The proposal of this platform of struggle for the transformation of current agriculture resonates with the urgent questions of social equality and the concept of council communism. Collectivization, by putting power in the hands of workers and collectives, poses a direct challenge to the elitist and capitalist structures that dominate the market and current agricultural policies. It embodies the hope of a society where collective well-being takes precedence over private interests and where decisions about production and distribution are made by those who are directly involved and affected.

This movement toward council communism, where farmers and workers come together to form direct management bodies, represents an approach that transcends traditional capitalism. It proposes a radical vision where the economy is administered by workers' councils which make decisions in a horizontal and participatory manner, without the oppressive hierarchy of corporatisms and state bureaucracies. We advocate a horizontal organization of power in committee, with the designation of delegates bound by an imperative and revocable mandate for the committee. This organization is obviously opposed to authoritarian management by a bureaucracy such as it was imposed in the Stalinist regimes of the 20th century. Small farmers, agricultural workers, consumers conscious of their power, all together, are the dawn that heralds the end of capitalist exploitation. Contrary to the unfounded fears of those who cling to a bygone past, this unity is the foundation of a future where profit is no longer the blind engine of a dehumanized economy. It is by breaking elitist frameworks, dismantling the cult of property and collectively appropriating the fruits of our labor that we will build a world where agriculture becomes a common good, where each grain sown is the symbol of freedom and solidarity.
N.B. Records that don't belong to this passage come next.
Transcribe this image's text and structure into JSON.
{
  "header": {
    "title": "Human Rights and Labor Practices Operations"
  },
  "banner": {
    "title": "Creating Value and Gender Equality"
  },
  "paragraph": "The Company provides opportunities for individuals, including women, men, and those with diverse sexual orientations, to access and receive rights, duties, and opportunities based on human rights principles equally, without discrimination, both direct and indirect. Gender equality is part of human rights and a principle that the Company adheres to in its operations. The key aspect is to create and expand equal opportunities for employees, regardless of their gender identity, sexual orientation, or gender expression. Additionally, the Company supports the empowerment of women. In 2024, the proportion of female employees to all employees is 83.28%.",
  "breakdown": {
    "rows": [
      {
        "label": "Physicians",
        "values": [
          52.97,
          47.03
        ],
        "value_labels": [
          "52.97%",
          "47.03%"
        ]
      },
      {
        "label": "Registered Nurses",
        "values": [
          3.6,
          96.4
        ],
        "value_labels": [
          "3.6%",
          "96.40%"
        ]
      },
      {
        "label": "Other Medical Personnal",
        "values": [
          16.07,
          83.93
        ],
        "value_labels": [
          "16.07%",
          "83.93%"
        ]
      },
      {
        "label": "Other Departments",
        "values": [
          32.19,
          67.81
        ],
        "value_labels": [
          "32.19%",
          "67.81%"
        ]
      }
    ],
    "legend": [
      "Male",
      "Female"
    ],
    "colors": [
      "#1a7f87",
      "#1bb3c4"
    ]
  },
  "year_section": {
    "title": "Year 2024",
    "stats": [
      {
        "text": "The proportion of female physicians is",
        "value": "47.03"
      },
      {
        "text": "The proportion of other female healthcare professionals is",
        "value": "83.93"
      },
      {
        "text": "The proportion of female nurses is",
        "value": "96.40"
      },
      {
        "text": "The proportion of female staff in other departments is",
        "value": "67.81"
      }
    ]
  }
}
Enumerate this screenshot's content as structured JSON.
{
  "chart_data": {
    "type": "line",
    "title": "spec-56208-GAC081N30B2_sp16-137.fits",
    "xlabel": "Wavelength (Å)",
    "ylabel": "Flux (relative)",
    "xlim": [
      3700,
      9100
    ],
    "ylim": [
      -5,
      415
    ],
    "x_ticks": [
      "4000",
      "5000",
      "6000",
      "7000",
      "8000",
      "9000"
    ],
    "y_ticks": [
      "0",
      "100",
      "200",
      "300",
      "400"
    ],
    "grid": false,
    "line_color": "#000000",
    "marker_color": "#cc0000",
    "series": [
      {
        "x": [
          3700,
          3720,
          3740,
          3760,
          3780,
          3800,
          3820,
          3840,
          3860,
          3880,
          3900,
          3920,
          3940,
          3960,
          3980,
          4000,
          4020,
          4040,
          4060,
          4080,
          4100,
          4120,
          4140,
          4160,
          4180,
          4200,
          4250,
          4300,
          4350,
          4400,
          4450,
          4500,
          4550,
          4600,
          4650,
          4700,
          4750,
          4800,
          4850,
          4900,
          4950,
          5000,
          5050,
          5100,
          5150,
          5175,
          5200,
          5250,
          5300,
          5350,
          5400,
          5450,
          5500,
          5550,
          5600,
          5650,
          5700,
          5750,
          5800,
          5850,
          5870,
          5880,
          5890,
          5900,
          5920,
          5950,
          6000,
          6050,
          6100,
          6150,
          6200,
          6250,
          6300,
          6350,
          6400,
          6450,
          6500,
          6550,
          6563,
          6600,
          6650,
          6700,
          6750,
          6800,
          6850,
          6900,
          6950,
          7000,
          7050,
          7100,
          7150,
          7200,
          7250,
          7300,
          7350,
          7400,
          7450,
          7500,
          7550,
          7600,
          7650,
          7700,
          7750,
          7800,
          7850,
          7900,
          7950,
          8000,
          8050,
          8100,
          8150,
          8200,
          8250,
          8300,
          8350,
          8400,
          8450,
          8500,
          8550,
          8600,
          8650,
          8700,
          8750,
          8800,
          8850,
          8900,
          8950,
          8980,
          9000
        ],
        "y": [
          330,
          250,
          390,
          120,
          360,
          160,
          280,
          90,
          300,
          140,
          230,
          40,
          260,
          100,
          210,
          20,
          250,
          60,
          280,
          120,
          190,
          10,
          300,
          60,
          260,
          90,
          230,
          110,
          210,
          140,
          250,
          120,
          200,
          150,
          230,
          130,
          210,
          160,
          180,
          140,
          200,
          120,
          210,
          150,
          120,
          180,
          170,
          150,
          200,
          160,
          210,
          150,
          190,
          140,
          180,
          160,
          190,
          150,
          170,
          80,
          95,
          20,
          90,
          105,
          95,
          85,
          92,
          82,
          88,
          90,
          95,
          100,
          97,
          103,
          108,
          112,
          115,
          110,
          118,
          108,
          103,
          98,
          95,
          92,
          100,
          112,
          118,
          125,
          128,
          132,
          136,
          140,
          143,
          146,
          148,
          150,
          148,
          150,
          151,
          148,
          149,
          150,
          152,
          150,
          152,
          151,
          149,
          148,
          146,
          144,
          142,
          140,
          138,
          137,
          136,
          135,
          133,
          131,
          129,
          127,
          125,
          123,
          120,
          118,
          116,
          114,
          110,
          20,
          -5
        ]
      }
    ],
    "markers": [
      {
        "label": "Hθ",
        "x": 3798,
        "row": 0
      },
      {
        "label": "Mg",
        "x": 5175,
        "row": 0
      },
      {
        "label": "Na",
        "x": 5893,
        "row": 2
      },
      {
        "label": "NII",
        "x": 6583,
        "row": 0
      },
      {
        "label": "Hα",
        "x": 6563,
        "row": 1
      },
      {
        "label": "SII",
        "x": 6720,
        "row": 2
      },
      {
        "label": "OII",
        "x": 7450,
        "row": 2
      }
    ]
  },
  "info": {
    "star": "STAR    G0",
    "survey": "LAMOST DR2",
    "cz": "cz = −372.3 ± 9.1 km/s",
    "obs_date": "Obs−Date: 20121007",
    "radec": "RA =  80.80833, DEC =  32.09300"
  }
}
It is our imperative duty to reject not only the vestiges of past authoritarianism but also the illusions of a democracy that maintains structures of exploitation under a veil of illusory freedom. We seek not simply to redistribute power, but to dissolve its concentrations, to build a community of mutual support where authority is not synonymous with domination, but with collective responsibility.

Forward, therefore, with courage and conviction, breaking the shackles of ignorance and oppression, towards free and self-managed agriculture, a fertile field for the communist society to come where humanity, freed from capitalist greed , will finally be able to grow in harmony with the earth that nourishes it. Solidarity, freedom, equality, these are the seeds of our revolution; It's up to us to cultivate them until council communism flourishes!

In conclusion, social equality is at the heart of this struggle for collectivization and council communism. Inspired by the anarchist approach, this movement aims to abolish abusive hierarchies, to fairly distribute wealth and to allow each member of society to have a say in the decisions that impact their lives. It is a call for a renewal of solidarity among workers and a fundamental reassessment of our relationship to the land and food production. In this spirit, the legacies of the revolutionary Spain of 1936 and the workers' councils remind us that another world, fairer and freer, is not only possible, but absolutely necessary.


  1. Homage to Catalonia"  (1938) by George Orwell. This book is Orwell's personal account of his experience as a militiaman in the POUM (Workers' Party for Marxist Unification) militia during the Spanish Civil War. While not an academic text, it offers a first-hand perspective on the events of this period, including the experiences of collectivization.

  2. "The Spanish Anarchists: The Heroic Years 1868-1936"  (1977) by Murray Bookchin. This work provides a detailed account of anarchist movements in Spain up to the start of the Spanish Civil War, and includes information on collectivizations.

  3. “Anarchism and Workers’ Self-Management in Revolutionary Spain”  (2012) by Frank Mintz. This book deals with the history of the anarchist movement in Spain and its role in collectivization during the 1936 Revolution.

  4. “Collectives in the Spanish Revolution”  (1976) by Gaston Leval. This author, activist and libertarian historian, presents a detailed analysis of the agricultural and industrial communities that emerged in Spain during the revolutionary period.